Lebanon gets chance of justice in Hariri murder

Washington Post:

A sharply divided U.N. Security Council voted Wednesday to create an international criminal tribunal to prosecute the masterminds of the February 2005 suicide bombing that killed former Lebanese prime minister Rafiq al-Hariri and 22 others.

The vote will lead to the creation of the first U.N.-backed criminal tribunal in the Middle East, raising expectations that Hariri's killers will be held accountable. But that has stoked fears among Lebanese authorities and some council members that supporters of Syria -- which has been linked to the assassination -- will plunge Lebanon's fledgling democracy into a bloody new round of internal strife.

Fearing unrest, authorities imposed a partial curfew in Beirut, leaving the streets deserted. Lebanese placed lighted candles on boulevards and balconies to celebrate the outcome and sent congratulatory text messages countrywide.

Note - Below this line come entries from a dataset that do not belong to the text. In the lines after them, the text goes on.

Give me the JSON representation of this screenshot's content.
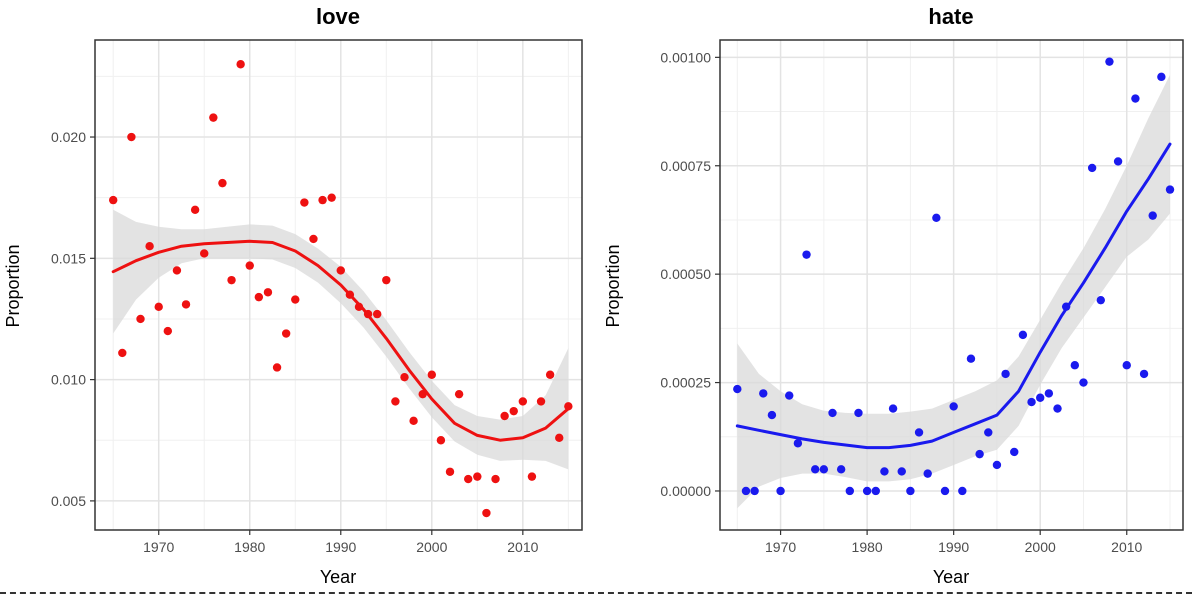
{
  "chart_data": [
    {
      "type": "scatter",
      "title": "love",
      "xlabel": "Year",
      "ylabel": "Proportion",
      "xlim": [
        1963,
        2016.5
      ],
      "ylim": [
        0.0038,
        0.024
      ],
      "x_ticks": [
        1970,
        1980,
        1990,
        2000,
        2010
      ],
      "x_tick_labels": [
        "1970",
        "1980",
        "1990",
        "2000",
        "2010"
      ],
      "y_ticks": [
        0.005,
        0.01,
        0.015,
        0.02
      ],
      "y_tick_labels": [
        "0.005",
        "0.010",
        "0.015",
        "0.020"
      ],
      "grid": true,
      "color": "#ee1111",
      "band_color": "#d9d9d9",
      "points": [
        [
          1965,
          0.0174
        ],
        [
          1966,
          0.0111
        ],
        [
          1967,
          0.02
        ],
        [
          1968,
          0.0125
        ],
        [
          1969,
          0.0155
        ],
        [
          1970,
          0.013
        ],
        [
          1971,
          0.012
        ],
        [
          1972,
          0.0145
        ],
        [
          1973,
          0.0131
        ],
        [
          1974,
          0.017
        ],
        [
          1975,
          0.0152
        ],
        [
          1976,
          0.0208
        ],
        [
          1977,
          0.0181
        ],
        [
          1978,
          0.0141
        ],
        [
          1979,
          0.023
        ],
        [
          1980,
          0.0147
        ],
        [
          1981,
          0.0134
        ],
        [
          1982,
          0.0136
        ],
        [
          1983,
          0.0105
        ],
        [
          1984,
          0.0119
        ],
        [
          1985,
          0.0133
        ],
        [
          1986,
          0.0173
        ],
        [
          1987,
          0.0158
        ],
        [
          1988,
          0.0174
        ],
        [
          1989,
          0.0175
        ],
        [
          1990,
          0.0145
        ],
        [
          1991,
          0.0135
        ],
        [
          1992,
          0.013
        ],
        [
          1993,
          0.0127
        ],
        [
          1994,
          0.0127
        ],
        [
          1995,
          0.0141
        ],
        [
          1996,
          0.0091
        ],
        [
          1997,
          0.0101
        ],
        [
          1998,
          0.0083
        ],
        [
          1999,
          0.0094
        ],
        [
          2000,
          0.0102
        ],
        [
          2001,
          0.0075
        ],
        [
          2002,
          0.0062
        ],
        [
          2003,
          0.0094
        ],
        [
          2004,
          0.0059
        ],
        [
          2005,
          0.006
        ],
        [
          2006,
          0.0045
        ],
        [
          2007,
          0.0059
        ],
        [
          2008,
          0.0085
        ],
        [
          2009,
          0.0087
        ],
        [
          2010,
          0.0091
        ],
        [
          2011,
          0.006
        ],
        [
          2012,
          0.0091
        ],
        [
          2013,
          0.0102
        ],
        [
          2014,
          0.0076
        ],
        [
          2015,
          0.0089
        ]
      ],
      "smooth_line": [
        [
          1965,
          0.01445
        ],
        [
          1967.5,
          0.0149
        ],
        [
          1970,
          0.01525
        ],
        [
          1972.5,
          0.0155
        ],
        [
          1975,
          0.0156
        ],
        [
          1977.5,
          0.01565
        ],
        [
          1980,
          0.0157
        ],
        [
          1982.5,
          0.01565
        ],
        [
          1985,
          0.0153
        ],
        [
          1987.5,
          0.0147
        ],
        [
          1990,
          0.0139
        ],
        [
          1992.5,
          0.0129
        ],
        [
          1995,
          0.0117
        ],
        [
          1997.5,
          0.0104
        ],
        [
          2000,
          0.0092
        ],
        [
          2002.5,
          0.0082
        ],
        [
          2005,
          0.0077
        ],
        [
          2007.5,
          0.0075
        ],
        [
          2010,
          0.0076
        ],
        [
          2012.5,
          0.008
        ],
        [
          2015,
          0.0088
        ]
      ],
      "band_upper": [
        [
          1965,
          0.017
        ],
        [
          1967.5,
          0.0165
        ],
        [
          1970,
          0.0163
        ],
        [
          1972.5,
          0.0162
        ],
        [
          1975,
          0.0162
        ],
        [
          1977.5,
          0.0163
        ],
        [
          1980,
          0.0164
        ],
        [
          1982.5,
          0.01635
        ],
        [
          1985,
          0.016
        ],
        [
          1987.5,
          0.0154
        ],
        [
          1990,
          0.01465
        ],
        [
          1992.5,
          0.01365
        ],
        [
          1995,
          0.01245
        ],
        [
          1997.5,
          0.01115
        ],
        [
          2000,
          0.00995
        ],
        [
          2002.5,
          0.00895
        ],
        [
          2005,
          0.0085
        ],
        [
          2007.5,
          0.00835
        ],
        [
          2010,
          0.0085
        ],
        [
          2012.5,
          0.00935
        ],
        [
          2015,
          0.0113
        ]
      ],
      "band_lower": [
        [
          1965,
          0.0119
        ],
        [
          1967.5,
          0.0133
        ],
        [
          1970,
          0.0142
        ],
        [
          1972.5,
          0.0148
        ],
        [
          1975,
          0.015
        ],
        [
          1977.5,
          0.015
        ],
        [
          1980,
          0.015
        ],
        [
          1982.5,
          0.01495
        ],
        [
          1985,
          0.0146
        ],
        [
          1987.5,
          0.014
        ],
        [
          1990,
          0.01315
        ],
        [
          1992.5,
          0.01215
        ],
        [
          1995,
          0.01095
        ],
        [
          1997.5,
          0.00965
        ],
        [
          2000,
          0.00845
        ],
        [
          2002.5,
          0.00745
        ],
        [
          2005,
          0.0069
        ],
        [
          2007.5,
          0.00665
        ],
        [
          2010,
          0.0067
        ],
        [
          2012.5,
          0.00665
        ],
        [
          2015,
          0.0063
        ]
      ]
    },
    {
      "type": "scatter",
      "title": "hate",
      "xlabel": "Year",
      "ylabel": "Proportion",
      "xlim": [
        1963,
        2016.5
      ],
      "ylim": [
        -9e-05,
        0.00104
      ],
      "x_ticks": [
        1970,
        1980,
        1990,
        2000,
        2010
      ],
      "x_tick_labels": [
        "1970",
        "1980",
        "1990",
        "2000",
        "2010"
      ],
      "y_ticks": [
        0,
        0.00025,
        0.0005,
        0.00075,
        0.001
      ],
      "y_tick_labels": [
        "0.00000",
        "0.00025",
        "0.00050",
        "0.00075",
        "0.00100"
      ],
      "grid": true,
      "color": "#1a1aee",
      "band_color": "#d9d9d9",
      "points": [
        [
          1965,
          0.000235
        ],
        [
          1966,
          0.0
        ],
        [
          1967,
          0.0
        ],
        [
          1968,
          0.000225
        ],
        [
          1969,
          0.000175
        ],
        [
          1970,
          0.0
        ],
        [
          1971,
          0.00022
        ],
        [
          1972,
          0.00011
        ],
        [
          1973,
          0.000545
        ],
        [
          1974,
          5e-05
        ],
        [
          1975,
          5e-05
        ],
        [
          1976,
          0.00018
        ],
        [
          1977,
          5e-05
        ],
        [
          1978,
          0.0
        ],
        [
          1979,
          0.00018
        ],
        [
          1980,
          0.0
        ],
        [
          1981,
          0.0
        ],
        [
          1982,
          4.5e-05
        ],
        [
          1983,
          0.00019
        ],
        [
          1984,
          4.5e-05
        ],
        [
          1985,
          0.0
        ],
        [
          1986,
          0.000135
        ],
        [
          1987,
          4e-05
        ],
        [
          1988,
          0.00063
        ],
        [
          1989,
          0.0
        ],
        [
          1990,
          0.000195
        ],
        [
          1991,
          0.0
        ],
        [
          1992,
          0.000305
        ],
        [
          1993,
          8.5e-05
        ],
        [
          1994,
          0.000135
        ],
        [
          1995,
          6e-05
        ],
        [
          1996,
          0.00027
        ],
        [
          1997,
          9e-05
        ],
        [
          1998,
          0.00036
        ],
        [
          1999,
          0.000205
        ],
        [
          2000,
          0.000215
        ],
        [
          2001,
          0.000225
        ],
        [
          2002,
          0.00019
        ],
        [
          2003,
          0.000425
        ],
        [
          2004,
          0.00029
        ],
        [
          2005,
          0.00025
        ],
        [
          2006,
          0.000745
        ],
        [
          2007,
          0.00044
        ],
        [
          2008,
          0.00099
        ],
        [
          2009,
          0.00076
        ],
        [
          2010,
          0.00029
        ],
        [
          2011,
          0.000905
        ],
        [
          2012,
          0.00027
        ],
        [
          2013,
          0.000635
        ],
        [
          2014,
          0.000955
        ],
        [
          2015,
          0.000695
        ]
      ],
      "smooth_line": [
        [
          1965,
          0.00015
        ],
        [
          1967.5,
          0.00014
        ],
        [
          1970,
          0.00013
        ],
        [
          1972.5,
          0.00012
        ],
        [
          1975,
          0.000112
        ],
        [
          1977.5,
          0.000106
        ],
        [
          1980,
          0.0001
        ],
        [
          1982.5,
          0.0001
        ],
        [
          1985,
          0.000105
        ],
        [
          1987.5,
          0.000115
        ],
        [
          1990,
          0.000135
        ],
        [
          1992.5,
          0.000155
        ],
        [
          1995,
          0.000175
        ],
        [
          1997.5,
          0.00023
        ],
        [
          2000,
          0.00032
        ],
        [
          2002.5,
          0.000405
        ],
        [
          2005,
          0.00048
        ],
        [
          2007.5,
          0.00056
        ],
        [
          2010,
          0.000645
        ],
        [
          2012.5,
          0.00072
        ],
        [
          2015,
          0.0008
        ]
      ],
      "band_upper": [
        [
          1965,
          0.00034
        ],
        [
          1967.5,
          0.00027
        ],
        [
          1970,
          0.00023
        ],
        [
          1972.5,
          0.0002
        ],
        [
          1975,
          0.000185
        ],
        [
          1977.5,
          0.00018
        ],
        [
          1980,
          0.000178
        ],
        [
          1982.5,
          0.000178
        ],
        [
          1985,
          0.000183
        ],
        [
          1987.5,
          0.00019
        ],
        [
          1990,
          0.00021
        ],
        [
          1992.5,
          0.00023
        ],
        [
          1995,
          0.000255
        ],
        [
          1997.5,
          0.00031
        ],
        [
          2000,
          0.000395
        ],
        [
          2002.5,
          0.00048
        ],
        [
          2005,
          0.00056
        ],
        [
          2007.5,
          0.00065
        ],
        [
          2010,
          0.00075
        ],
        [
          2012.5,
          0.00086
        ],
        [
          2015,
          0.00096
        ]
      ],
      "band_lower": [
        [
          1965,
          -4e-05
        ],
        [
          1967.5,
          1e-05
        ],
        [
          1970,
          3e-05
        ],
        [
          1972.5,
          4e-05
        ],
        [
          1975,
          4e-05
        ],
        [
          1977.5,
          3.2e-05
        ],
        [
          1980,
          2.2e-05
        ],
        [
          1982.5,
          2.2e-05
        ],
        [
          1985,
          2.7e-05
        ],
        [
          1987.5,
          4e-05
        ],
        [
          1990,
          6e-05
        ],
        [
          1992.5,
          8e-05
        ],
        [
          1995,
          9.5e-05
        ],
        [
          1997.5,
          0.00015
        ],
        [
          2000,
          0.000245
        ],
        [
          2002.5,
          0.00033
        ],
        [
          2005,
          0.0004
        ],
        [
          2007.5,
          0.00047
        ],
        [
          2010,
          0.00054
        ],
        [
          2012.5,
          0.00058
        ],
        [
          2015,
          0.00064
        ]
      ]
    }
  ]
}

Lebanon's political leaders are deeply split over the ongoing pursuit of justice by a U.N. commission that has implicated senior pro-Syrian military officers in Lebanon, as well as Syrian officials close to President Bashar al-Assad. Lebanese Prime Minister Fouad Siniora urged the council to establish the court, while Lebanon's pro-Syrian opposition leaders opposed the initiative and in March blocked parliamentary approval for such a court.

Syria is also suspected in the recent violence at a Palestinian refugee camp that is purported to be by an al Qaeda affiliate. Gateway Pundit links a report saying that a ranking al Qaeda terrorist arrested at a Beirut hotel is in fact a Syrian double agent.

The Syrian action in concert with al Qaeda highlights Zawahiri's "greater Syria" strategy of spreading influence in the region. It is also a matter of necessity at this point, because al Qaeda and Syria have lost their rat lines into Iraq to support al Qaeda's war in that country because of the loss of Anbar and the efforts of the Sheiks in the "awakening" movement that is spreading throughout Iraq. This inability to infiltrate al Qaeda human bomb attacks into Iraq coincided with Syria's need to do something in Lebanon to distract people from the now announced UN tribunal that will focus on their part in the Hariri murder.